Off the island of Cozumel, black coral extraction began in the early 1960s and has been largely focused on A. caribbeana and P. pennacea. This harvest significantly reduced their numbers. In response to concerns about overexploitation, the Mexican government ceased granting harvest permits around Cozumel by 1995 and later restricted black coral collection to certain mainland areas under regulation. Conservation surveys in Cozumel between 1998 and 2016 found that colonies of A. caribbeana remained present in low numbers, with no significant change in density or size distribution, suggesting a stable but still diminished population. This indicates that cessation of harvesting may have helped prevent further declines, though recovery to former abundance was not evident over that period.

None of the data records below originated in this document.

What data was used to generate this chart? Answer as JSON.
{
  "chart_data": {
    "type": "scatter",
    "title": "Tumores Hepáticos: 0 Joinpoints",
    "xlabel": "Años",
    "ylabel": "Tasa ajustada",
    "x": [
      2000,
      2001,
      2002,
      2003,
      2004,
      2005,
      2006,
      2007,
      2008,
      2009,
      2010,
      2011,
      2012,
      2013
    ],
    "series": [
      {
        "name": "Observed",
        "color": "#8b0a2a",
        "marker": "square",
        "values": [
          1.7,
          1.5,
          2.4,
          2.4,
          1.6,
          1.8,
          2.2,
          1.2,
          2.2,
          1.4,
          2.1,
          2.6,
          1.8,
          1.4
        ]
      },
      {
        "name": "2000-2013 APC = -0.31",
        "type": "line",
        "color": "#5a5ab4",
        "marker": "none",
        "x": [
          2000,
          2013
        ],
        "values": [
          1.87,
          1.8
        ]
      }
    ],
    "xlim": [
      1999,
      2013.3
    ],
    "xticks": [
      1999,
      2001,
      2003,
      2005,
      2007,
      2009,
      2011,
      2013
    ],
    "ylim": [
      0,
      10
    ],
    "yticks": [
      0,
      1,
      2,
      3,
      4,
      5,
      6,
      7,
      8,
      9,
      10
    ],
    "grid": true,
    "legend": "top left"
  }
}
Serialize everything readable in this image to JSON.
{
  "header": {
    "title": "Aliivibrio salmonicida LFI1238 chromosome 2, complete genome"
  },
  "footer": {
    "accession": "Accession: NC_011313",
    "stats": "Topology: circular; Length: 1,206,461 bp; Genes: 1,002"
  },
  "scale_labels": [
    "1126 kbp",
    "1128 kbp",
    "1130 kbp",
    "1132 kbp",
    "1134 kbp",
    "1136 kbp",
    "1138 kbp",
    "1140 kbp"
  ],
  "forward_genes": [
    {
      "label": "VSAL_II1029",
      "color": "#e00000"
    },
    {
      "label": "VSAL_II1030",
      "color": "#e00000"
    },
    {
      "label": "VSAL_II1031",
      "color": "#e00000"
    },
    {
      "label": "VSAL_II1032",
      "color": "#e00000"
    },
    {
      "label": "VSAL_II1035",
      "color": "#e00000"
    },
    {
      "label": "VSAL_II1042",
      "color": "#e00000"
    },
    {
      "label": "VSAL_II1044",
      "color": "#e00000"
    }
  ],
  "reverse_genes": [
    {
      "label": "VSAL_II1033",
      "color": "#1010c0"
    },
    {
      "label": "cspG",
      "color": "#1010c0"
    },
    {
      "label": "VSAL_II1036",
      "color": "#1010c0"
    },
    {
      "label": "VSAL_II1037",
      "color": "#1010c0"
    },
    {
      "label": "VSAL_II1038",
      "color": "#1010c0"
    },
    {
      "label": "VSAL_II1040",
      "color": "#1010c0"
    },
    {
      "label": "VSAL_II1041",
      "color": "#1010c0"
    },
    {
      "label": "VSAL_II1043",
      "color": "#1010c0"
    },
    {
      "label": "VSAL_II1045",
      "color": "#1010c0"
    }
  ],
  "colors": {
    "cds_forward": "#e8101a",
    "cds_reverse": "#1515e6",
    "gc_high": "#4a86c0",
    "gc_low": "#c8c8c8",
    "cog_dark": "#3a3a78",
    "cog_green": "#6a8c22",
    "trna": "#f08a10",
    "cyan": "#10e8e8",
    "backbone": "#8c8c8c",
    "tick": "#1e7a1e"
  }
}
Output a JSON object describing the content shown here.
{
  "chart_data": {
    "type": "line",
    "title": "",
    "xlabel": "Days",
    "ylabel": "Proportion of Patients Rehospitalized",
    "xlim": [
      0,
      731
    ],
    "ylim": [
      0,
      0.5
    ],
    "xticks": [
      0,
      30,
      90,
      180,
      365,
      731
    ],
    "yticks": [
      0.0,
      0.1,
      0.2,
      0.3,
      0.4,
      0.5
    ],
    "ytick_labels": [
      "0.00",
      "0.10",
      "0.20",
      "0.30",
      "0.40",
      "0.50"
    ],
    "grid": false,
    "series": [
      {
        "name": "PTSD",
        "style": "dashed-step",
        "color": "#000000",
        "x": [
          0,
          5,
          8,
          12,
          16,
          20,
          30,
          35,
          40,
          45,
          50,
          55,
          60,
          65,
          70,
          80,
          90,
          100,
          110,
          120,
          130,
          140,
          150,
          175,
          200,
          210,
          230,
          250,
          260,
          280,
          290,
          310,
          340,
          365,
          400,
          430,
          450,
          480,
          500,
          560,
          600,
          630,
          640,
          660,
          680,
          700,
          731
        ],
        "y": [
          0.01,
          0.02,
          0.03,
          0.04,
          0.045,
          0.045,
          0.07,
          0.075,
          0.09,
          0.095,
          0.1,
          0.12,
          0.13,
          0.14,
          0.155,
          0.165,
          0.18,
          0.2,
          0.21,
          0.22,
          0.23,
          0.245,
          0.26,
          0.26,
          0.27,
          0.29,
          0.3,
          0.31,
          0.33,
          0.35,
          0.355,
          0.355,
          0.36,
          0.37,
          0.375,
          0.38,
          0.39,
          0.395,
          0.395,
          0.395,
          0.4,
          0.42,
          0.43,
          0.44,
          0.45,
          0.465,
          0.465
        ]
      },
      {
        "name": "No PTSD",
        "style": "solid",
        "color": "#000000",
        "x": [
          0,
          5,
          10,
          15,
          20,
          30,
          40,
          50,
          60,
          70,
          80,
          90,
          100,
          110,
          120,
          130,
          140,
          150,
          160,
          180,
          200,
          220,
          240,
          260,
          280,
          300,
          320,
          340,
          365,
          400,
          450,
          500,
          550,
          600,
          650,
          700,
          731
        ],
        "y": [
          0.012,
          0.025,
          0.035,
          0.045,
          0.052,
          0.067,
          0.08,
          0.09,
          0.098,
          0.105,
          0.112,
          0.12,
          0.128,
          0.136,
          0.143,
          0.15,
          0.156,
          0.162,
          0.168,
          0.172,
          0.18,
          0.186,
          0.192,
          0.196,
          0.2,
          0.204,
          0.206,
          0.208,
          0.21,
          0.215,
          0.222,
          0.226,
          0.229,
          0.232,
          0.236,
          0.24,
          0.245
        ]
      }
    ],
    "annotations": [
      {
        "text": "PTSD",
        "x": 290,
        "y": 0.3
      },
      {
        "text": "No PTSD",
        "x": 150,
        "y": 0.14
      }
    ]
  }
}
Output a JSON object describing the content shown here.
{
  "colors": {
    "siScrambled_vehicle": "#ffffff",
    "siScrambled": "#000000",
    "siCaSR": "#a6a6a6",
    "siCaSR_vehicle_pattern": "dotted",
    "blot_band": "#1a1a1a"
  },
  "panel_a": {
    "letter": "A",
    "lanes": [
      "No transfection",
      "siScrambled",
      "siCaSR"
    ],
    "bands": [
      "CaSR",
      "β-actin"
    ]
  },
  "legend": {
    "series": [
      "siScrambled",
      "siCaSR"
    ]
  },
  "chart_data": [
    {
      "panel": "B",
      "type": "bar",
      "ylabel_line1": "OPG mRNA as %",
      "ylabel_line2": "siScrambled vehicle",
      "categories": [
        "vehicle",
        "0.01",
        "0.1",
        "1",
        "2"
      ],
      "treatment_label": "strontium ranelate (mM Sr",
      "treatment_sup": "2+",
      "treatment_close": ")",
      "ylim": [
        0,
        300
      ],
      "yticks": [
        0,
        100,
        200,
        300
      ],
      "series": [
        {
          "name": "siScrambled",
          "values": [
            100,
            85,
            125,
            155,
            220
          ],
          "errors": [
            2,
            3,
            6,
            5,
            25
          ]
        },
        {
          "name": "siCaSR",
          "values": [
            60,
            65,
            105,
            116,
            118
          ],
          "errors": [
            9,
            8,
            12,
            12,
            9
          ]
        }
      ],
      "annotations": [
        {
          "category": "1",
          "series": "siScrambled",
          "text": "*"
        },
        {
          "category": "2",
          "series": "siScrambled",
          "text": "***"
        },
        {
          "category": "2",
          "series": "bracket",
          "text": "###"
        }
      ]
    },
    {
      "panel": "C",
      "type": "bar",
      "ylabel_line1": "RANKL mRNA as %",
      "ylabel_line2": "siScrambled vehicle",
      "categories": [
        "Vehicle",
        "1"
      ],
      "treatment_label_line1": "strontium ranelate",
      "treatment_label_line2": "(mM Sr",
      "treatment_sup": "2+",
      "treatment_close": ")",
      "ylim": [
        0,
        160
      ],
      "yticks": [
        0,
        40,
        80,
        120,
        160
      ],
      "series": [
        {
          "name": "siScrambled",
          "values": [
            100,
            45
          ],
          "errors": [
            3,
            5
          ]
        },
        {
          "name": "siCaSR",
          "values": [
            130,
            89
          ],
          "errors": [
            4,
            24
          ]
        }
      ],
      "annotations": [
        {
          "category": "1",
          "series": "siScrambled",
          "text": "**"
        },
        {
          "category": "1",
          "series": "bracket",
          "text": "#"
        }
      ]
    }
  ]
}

Recognizing the vulnerability of black corals, international measures have been put in place to regulate their trade. All species of black coral (order Antipatharia), including A. caribbeana, were listed under Appendix II of the Convention on International Trade in Endangered Species of Wild Fauna and Flora (CITES) in 1981. This listing means that export of black coral material requires permits and scientific evidence that such trade is not detrimental to the species' survival. Despite this, enforcement of regulations has been inconsistent in some regions, and illegal or unreported harvesting has been noted as a concern in the past.

As of currently available assessments, Antipathes caribbeana has not been evaluated for the IUCN Red List and does not have a formal conservation status under that system.